As of March, 2006, the United States government stopped publishing data on the M3 money supply. The reasons given were unconvincing; to "save money," was one excuse. Saving money on a government program? The mind reels. Or: because you can calculate the M3 supply by reference to other data, such as the M1 and M2 numbers. Huh? Someone needs to do a Venn diagram. M1 and M2 are supposed to be included in the M3 supply.

Admittedly, all of this is a bit arcane, shadowy and abstruse, and I may choose to make this third adjective My Word for the Day, and if I use it three times -- it's mine! So I'm told. It means "recondite" or perhaps "hidden," from the Latin abstrusus, meaning, well, "hidden." But I come around to what I think is a logical question. Why did the British suddenly become our #1 purchaser of Treasury debt among foreign investors? I see plenty of Land Rovers around my neighborhood, I admit that, and "Benny Hill" in syndication must bring in a fortune (okay, not really). Still -- what's going on? Between August 2006 and August 2007 the British suddenly became the chief financiers of America's ongoing slow-motion bankruptcy.

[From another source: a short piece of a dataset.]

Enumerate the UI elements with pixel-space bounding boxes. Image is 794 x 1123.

Persistent rumor has it the U.S. printing presses are working overtime making lots and lots of money. Some have speculated this is the true reason for the relative stability of the U.S. stock market despite the deflating housing bubble -- all that money has to go somewhere. But suppose (and this is where the wild surmise takes shape) that the United States, which must finance about 1/2 trillion dollars per year to "balance" its crazy books, has hit on a scheme which eluded the Weimar Republic in its disastrous hyperinflation days of 1922 and following. One way you might do it would be to concoct a system for buying your own debt. And to conceal what you're doing, you stop publishing data on Eurodollars (U.S. dollars held in banks in the UK and Canada, chiefly), because you (yo! Treasury -- I'm talking to you) are using an elaborate system of straw men to "buy" Treasuries from yo'self. You're cash-strapped, you're running wars you can't afford while cutting taxes, and the Asians signal that they're tired of watching their dollar holdings depreciate in value while receiving a measly return on Treasury notes, especially now that the tapped-out American consumer is making fewer trips to Wal-Mart to buy lead-based toys and dog food with Ikea dust in it.

Meanwhile, back at Prairie Chapel Ranch, Bush is frantic to keep the pipeline open between the American treasury and American mercenaries and defense contractors in Iraq. If it were to leak out that America is now printing money, sending it to UK banks which in turn buy our own debt, it could put a real damper on war funding, and also turn Bush's last year into the waking nightmare he has so far somewhat eluded. Such a disclosure would probably spell the end of the U.S. dollar's reign as the world's "fiat currency." Not to be too abstruse (2), but it didn't work for the Confederate States of America and it probably won't work for the Union either. As I say, a wild and abstruse (3) surmise, but if we've learned anything about the Bushians, it's that they're capable of any kind of deceit, large or small.